Excellence is a talent or quality which is unusually good and so surpasses ordinary standards. It is also used as a standard of performance.
Here in Scotland we have an amazing thing. It is called the “Curriculum for Excellence” and it truly fits that description above. Oh, no, wait… I’m talking bollocks. It is a steaming pile, it stinks and it has so few details it beggars belief.
We have known CfE (as it is more commonly known, since saying it in full each time you need to takes far too long) was coming for some time, we just didn’t know what form it would take. Now that the information has arrived through the post I can say with some confidence that we still haven’t a bloody clue and it will impact on our Eldest in 2 years.
I’m no stranger to change in education. GCSEs hit the decks the year before I started studying, so I was the 2nd year to do them instead of O-levels. My eldest will be in the first year to do whatever the hell the new system brings.
So… Under CfE there are, apparently, 2 main phases of education – S1-3, the “Broad General Education” and S4-6, the “Senior Phase”. Where anyone in the normal end of the planet would be studying GCSEs and then A-levels, Scotland just has to be different… In the Senior Phase, pupils will have the “opportunities to achieve a range of qualifications from National 1 to National 5, Highers, Advanced Highers and the Scottish Baccalaureate.” So that’s nice and clear for both students, universities and employers, isn’t it? “Employer: Do you have GCSE English? Student: No, but I have National 3 in Languages. Employer: WTF?” Likewise when considering a career in, for example, Medicine at an eminent English university, how do you convince the university in question that what you’ve got is a real qualification and not something you’ve made up on the spot?
We have no details about how many subjects pupils will study, what range of subjects can be chosen and to what level. None. I know, from a conversation with our head teacher when we raised the subject of studying all 3 sciences, that across Scotland local authorities are deciding whether pupils should study 6, 7 or 8 subjects in the “Senior Phase”. That’s a lot less than I took at GCSE and if they aim for the lowest, only 2 more than I took at A-level!

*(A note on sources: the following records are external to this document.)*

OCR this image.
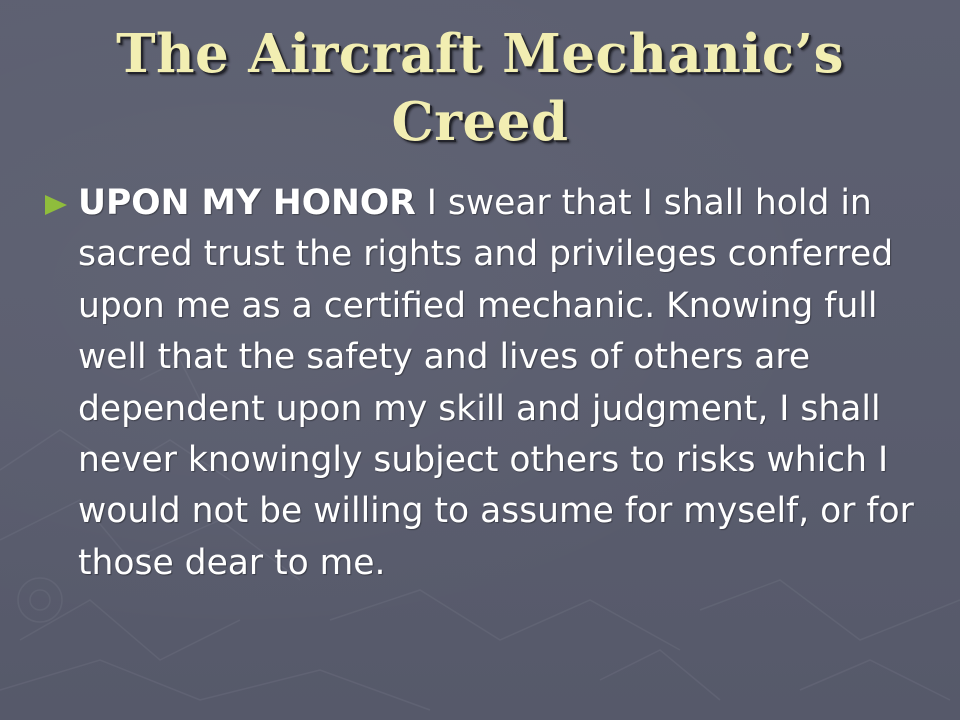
The Aircraft Mechanic’s Creed

UPON MY HONOR I swear that I shall hold in sacred trust the rights and privileges conferred upon me as a certified mechanic. Knowing full well that the safety and lives of others are dependent upon my skill and judgment, I shall never knowingly subject others to risks which I would not be willing to assume for myself, or for those dear to me.
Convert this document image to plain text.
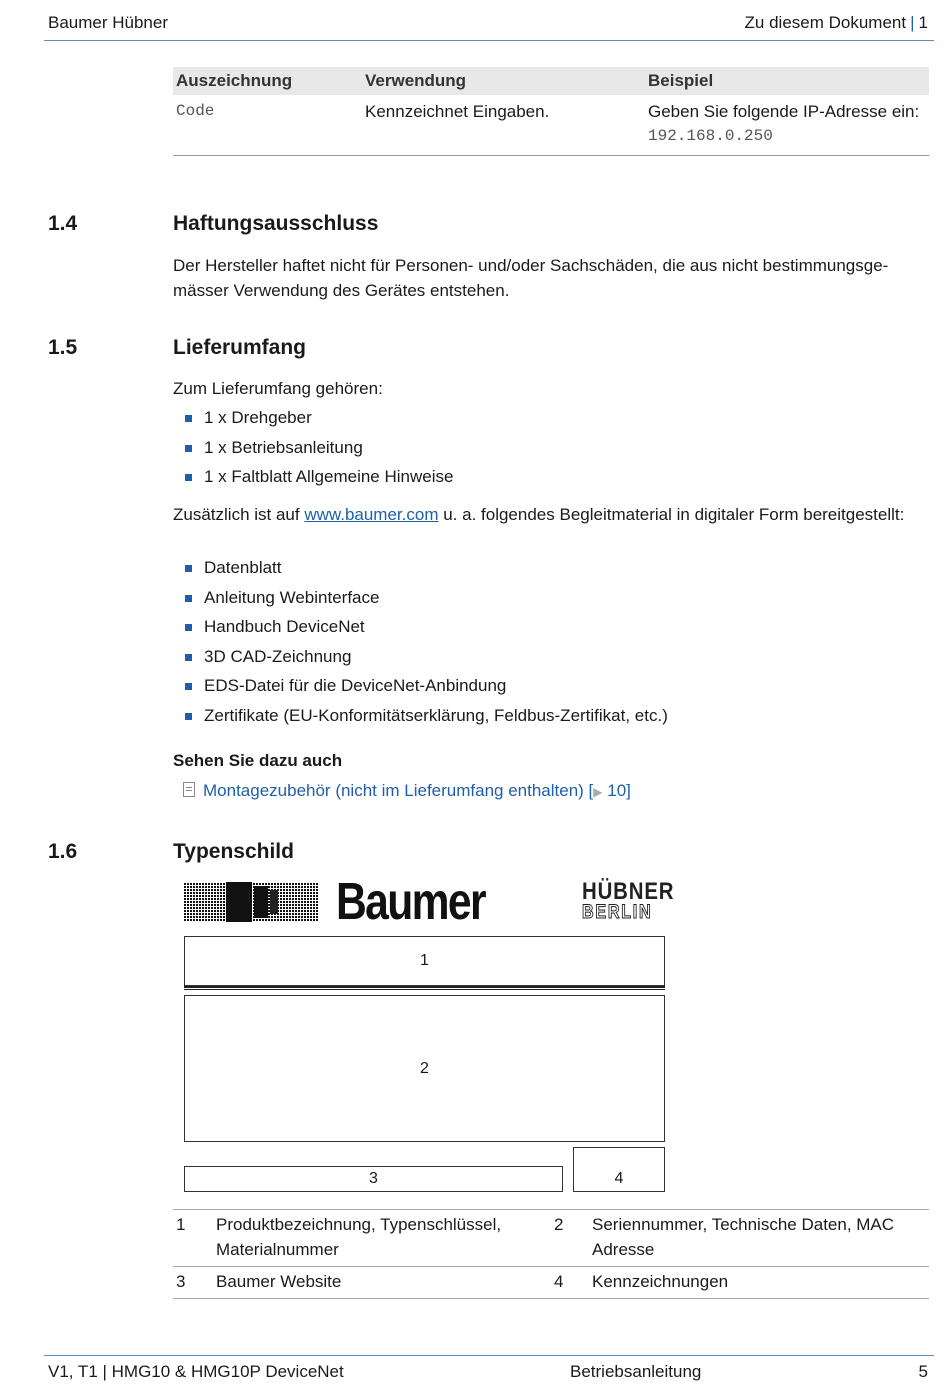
Baumer Hübner	Zu diesem Dokument | 1
Auszeichnung	Verwendung	Beispiel
Code	Kennzeichnet Eingaben.	Geben Sie folgende IP-Adresse ein:
192.168.0.250
1.4	Haftungsausschluss
Der Hersteller haftet nicht für Personen- und/oder Sachschäden, die aus nicht bestimmungsgemässer Verwendung des Gerätes entstehen.
1.5	Lieferumfang
Zum Lieferumfang gehören:
1 x Drehgeber
1 x Betriebsanleitung
1 x Faltblatt Allgemeine Hinweise
Zusätzlich ist auf www.baumer.com u. a. folgendes Begleitmaterial in digitaler Form bereitgestellt:
Datenblatt
Anleitung Webinterface
Handbuch DeviceNet
3D CAD-Zeichnung
EDS-Datei für die DeviceNet-Anbindung
Zertifikate (EU-Konformitätserklärung, Feldbus-Zertifikat, etc.)
Sehen Sie dazu auch
Montagezubehör (nicht im Lieferumfang enthalten) [▶ 10]
1.6	Typenschild
Baumer	HÜBNER
BERLIN
1
2
3	4
1	Produktbezeichnung, Typenschlüssel, Materialnummer	2	Seriennummer, Technische Daten, MAC Adresse
3	Baumer Website	4	Kennzeichnungen
V1, T1 | HMG10 & HMG10P DeviceNet	Betriebsanleitung	5
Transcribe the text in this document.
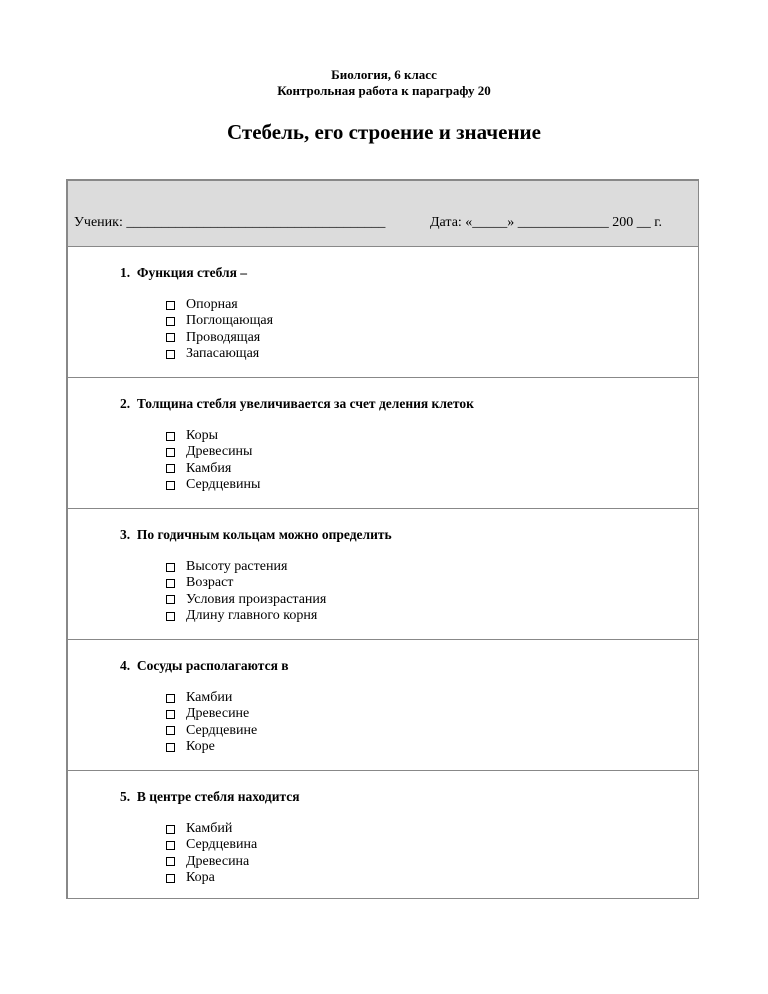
Биология, 6 класс
Контрольная работа к параграфу 20
Стебель, его строение и значение
Ученик: _____________________________________	Дата: «_____» _____________ 200 __ г.
1.  Функция стебля –
Опорная
Поглощающая
Проводящая
Запасающая
2.  Толщина стебля увеличивается за счет деления клеток
Коры
Древесины
Камбия
Сердцевины
3.  По годичным кольцам можно определить
Высоту растения
Возраст
Условия произрастания
Длину главного корня
4.  Сосуды располагаются в
Камбии
Древесине
Сердцевине
Коре
5.  В центре стебля находится
Камбий
Сердцевина
Древесина
Кора
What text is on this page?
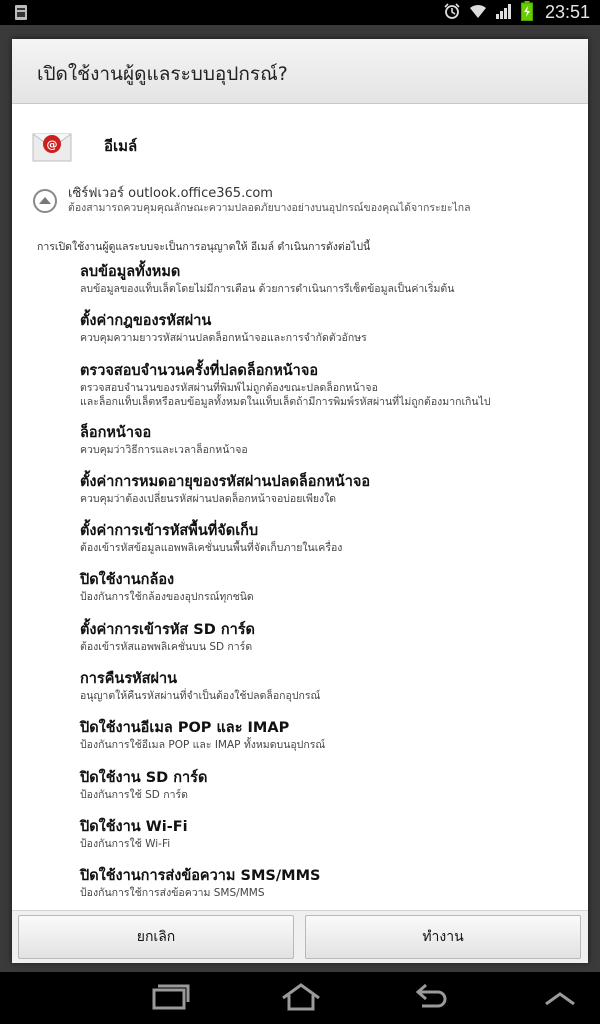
23:51
เปิดใช้งานผู้ดูแลระบบอุปกรณ์?
@	อีเมล์
เซิร์ฟเวอร์ outlook.office365.com
ต้องสามารถควบคุมคุณลักษณะความปลอดภัยบางอย่างบนอุปกรณ์ของคุณได้จากระยะไกล
การเปิดใช้งานผู้ดูแลระบบจะเป็นการอนุญาตให้ อีเมล์ ดำเนินการดังต่อไปนี้
ลบข้อมูลทั้งหมด
ลบข้อมูลของแท็บเล็ตโดยไม่มีการเตือน ด้วยการดำเนินการรีเซ็ตข้อมูลเป็นค่าเริ่มต้น
ตั้งค่ากฎของรหัสผ่าน
ควบคุมความยาวรหัสผ่านปลดล็อกหน้าจอและการจำกัดตัวอักษร
ตรวจสอบจำนวนครั้งที่ปลดล็อกหน้าจอ
ตรวจสอบจำนวนของรหัสผ่านที่พิมพ์ไม่ถูกต้องขณะปลดล็อกหน้าจอ
และล็อกแท็บเล็ตหรือลบข้อมูลทั้งหมดในแท็บเล็ตถ้ามีการพิมพ์รหัสผ่านที่ไม่ถูกต้องมากเกินไป
ล็อกหน้าจอ
ควบคุมว่าวิธีการและเวลาล็อกหน้าจอ
ตั้งค่าการหมดอายุของรหัสผ่านปลดล็อกหน้าจอ
ควบคุมว่าต้องเปลี่ยนรหัสผ่านปลดล็อกหน้าจอบ่อยเพียงใด
ตั้งค่าการเข้ารหัสพื้นที่จัดเก็บ
ต้องเข้ารหัสข้อมูลแอพพลิเคชั่นบนพื้นที่จัดเก็บภายในเครื่อง
ปิดใช้งานกล้อง
ป้องกันการใช้กล้องของอุปกรณ์ทุกชนิด
ตั้งค่าการเข้ารหัส SD การ์ด
ต้องเข้ารหัสแอพพลิเคชั่นบน SD การ์ด
การคืนรหัสผ่าน
อนุญาตให้คืนรหัสผ่านที่จำเป็นต้องใช้ปลดล็อกอุปกรณ์
ปิดใช้งานอีเมล POP และ IMAP
ป้องกันการใช้อีเมล POP และ IMAP ทั้งหมดบนอุปกรณ์
ปิดใช้งาน SD การ์ด
ป้องกันการใช้ SD การ์ด
ปิดใช้งาน Wi-Fi
ป้องกันการใช้ Wi-Fi
ปิดใช้งานการส่งข้อความ SMS/MMS
ป้องกันการใช้การส่งข้อความ SMS/MMS
ยกเลิก	ทำงาน
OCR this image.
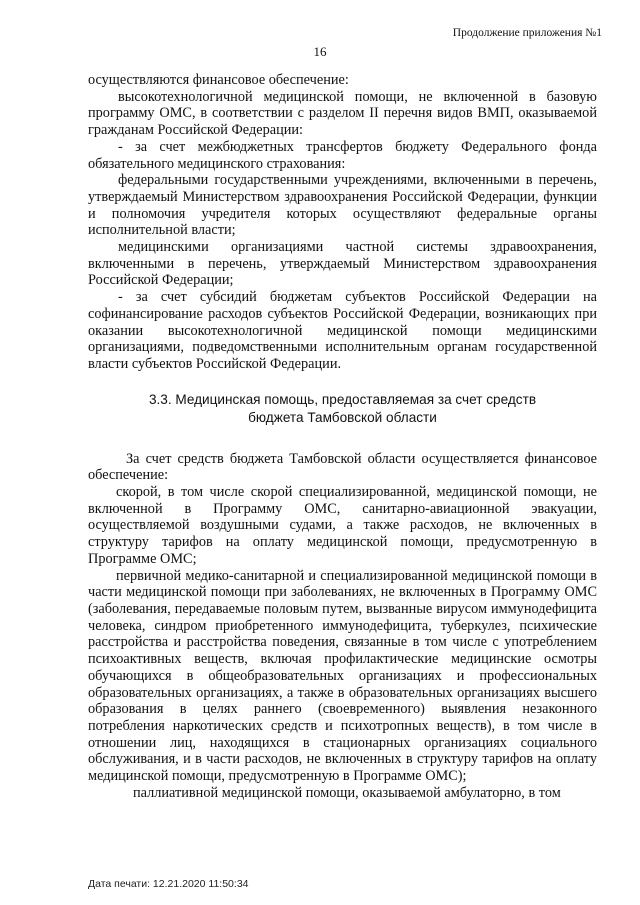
Продолжение приложения №1
16

осуществляются финансовое обеспечение:

высокотехнологичной медицинской помощи, не включенной в базовую программу ОМС, в соответствии с разделом II перечня видов ВМП, оказываемой гражданам Российской Федерации:

- за счет межбюджетных трансфертов бюджету Федерального фонда обязательного медицинского страхования:

федеральными государственными учреждениями, включенными в перечень, утверждаемый Министерством здравоохранения Российской Федерации, функции и полномочия учредителя которых осуществляют федеральные органы исполнительной власти;

медицинскими организациями частной системы здравоохранения, включенными в перечень, утверждаемый Министерством здравоохранения Российской Федерации;

- за счет субсидий бюджетам субъектов Российской Федерации на софинансирование расходов субъектов Российской Федерации, возникающих при оказании высокотехнологичной медицинской помощи медицинскими организациями, подведомственными исполнительным органам государственной власти субъектов Российской Федерации.

3.3. Медицинская помощь, предоставляемая за счет средств
бюджета Тамбовской области

За счет средств бюджета Тамбовской области осуществляется финансовое обеспечение:

скорой, в том числе скорой специализированной, медицинской помощи, не включенной в Программу ОМС, санитарно-авиационной эвакуации, осуществляемой воздушными судами, а также расходов, не включенных в структуру тарифов на оплату медицинской помощи, предусмотренную в Программе ОМС;

первичной медико-санитарной и специализированной медицинской помощи в части медицинской помощи при заболеваниях, не включенных в Программу ОМС (заболевания, передаваемые половым путем, вызванные вирусом иммунодефицита человека, синдром приобретенного иммунодефицита, туберкулез, психические расстройства и расстройства поведения, связанные в том числе с употреблением психоактивных веществ, включая профилактические медицинские осмотры обучающихся в общеобразовательных организациях и профессиональных образовательных организациях, а также в образовательных организациях высшего образования в целях раннего (своевременного) выявления незаконного потребления наркотических средств и психотропных веществ), в том числе в отношении лиц, находящихся в стационарных организациях социального обслуживания, и в части расходов, не включенных в структуру тарифов на оплату медицинской помощи, предусмотренную в Программе ОМС);

паллиативной медицинской помощи, оказываемой амбулаторно, в том

Дата печати: 12.21.2020 11:50:34
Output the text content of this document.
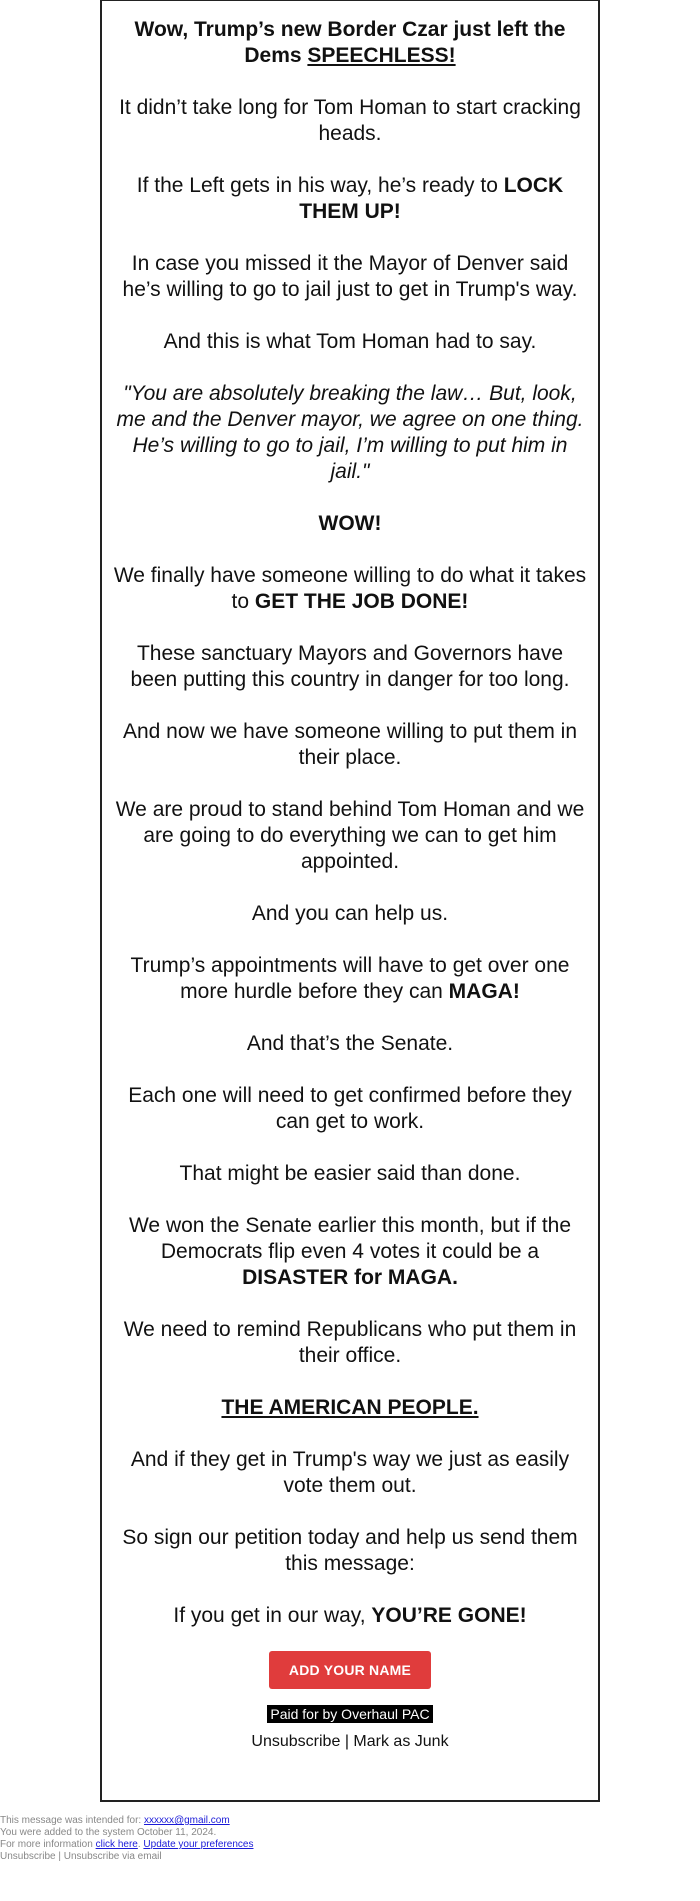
Wow, Trump’s new Border Czar just left the Dems SPEECHLESS!
It didn’t take long for Tom Homan to start cracking heads.
If the Left gets in his way, he’s ready to LOCK THEM UP!
In case you missed it the Mayor of Denver said he’s willing to go to jail just to get in Trump's way.
And this is what Tom Homan had to say.
"You are absolutely breaking the law… But, look, me and the Denver mayor, we agree on one thing. He’s willing to go to jail, I’m willing to put him in jail."
WOW!
We finally have someone willing to do what it takes to GET THE JOB DONE!
These sanctuary Mayors and Governors have been putting this country in danger for too long.
And now we have someone willing to put them in their place.
We are proud to stand behind Tom Homan and we are going to do everything we can to get him appointed.
And you can help us.
Trump’s appointments will have to get over one more hurdle before they can MAGA!
And that’s the Senate.
Each one will need to get confirmed before they can get to work.
That might be easier said than done.
We won the Senate earlier this month, but if the Democrats flip even 4 votes it could be a DISASTER for MAGA.
We need to remind Republicans who put them in their office.
THE AMERICAN PEOPLE.
And if they get in Trump's way we just as easily vote them out.
So sign our petition today and help us send them this message:
If you get in our way, YOU’RE GONE!
ADD YOUR NAME
Paid for by Overhaul PAC
Unsubscribe | Mark as Junk
This message was intended for: xxxxxx@gmail.com
You were added to the system October 11, 2024.
For more information click here. Update your preferences
Unsubscribe | Unsubscribe via email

We’re now having to search for more details when none appear to be there. We’re also seriously considering boarding our eldest somewhere where the education system actually makes some sense and hasn’t been arsed around with by committee so badly. And that brings into question our entire life here in Shetland.
Scotland appears to be aiming to make Scottish pupils unemployable outside of Scotland – imagine the sheer effort of trying to decipher what the qualifications a candidate has. By changing the systems so much it is effectively trapping this generation of learners in Scotland. The SNP really don’t like their own people, do they?
I’d love to hear from anyone with experience of how the CfE is being implemented in practice elsewhere in Scotland. Positive or negative, I’m easy either way. Hell, I’d love it if someone could lay all these fears to rest and prove to me that my misgivings about this are completely unfounded. Leave it all in the comments, if you’d be so kind.
One response to “Curriculum for What?”
There really are some idiots running the education systems in the UK aren’t there? 6 subjects at the equivalent to GCSE level is crazy, so limiting at such an early age when you’re still in full time education.
I have a long time until I need to worry about these things so I hope someone figures out a good answer by then.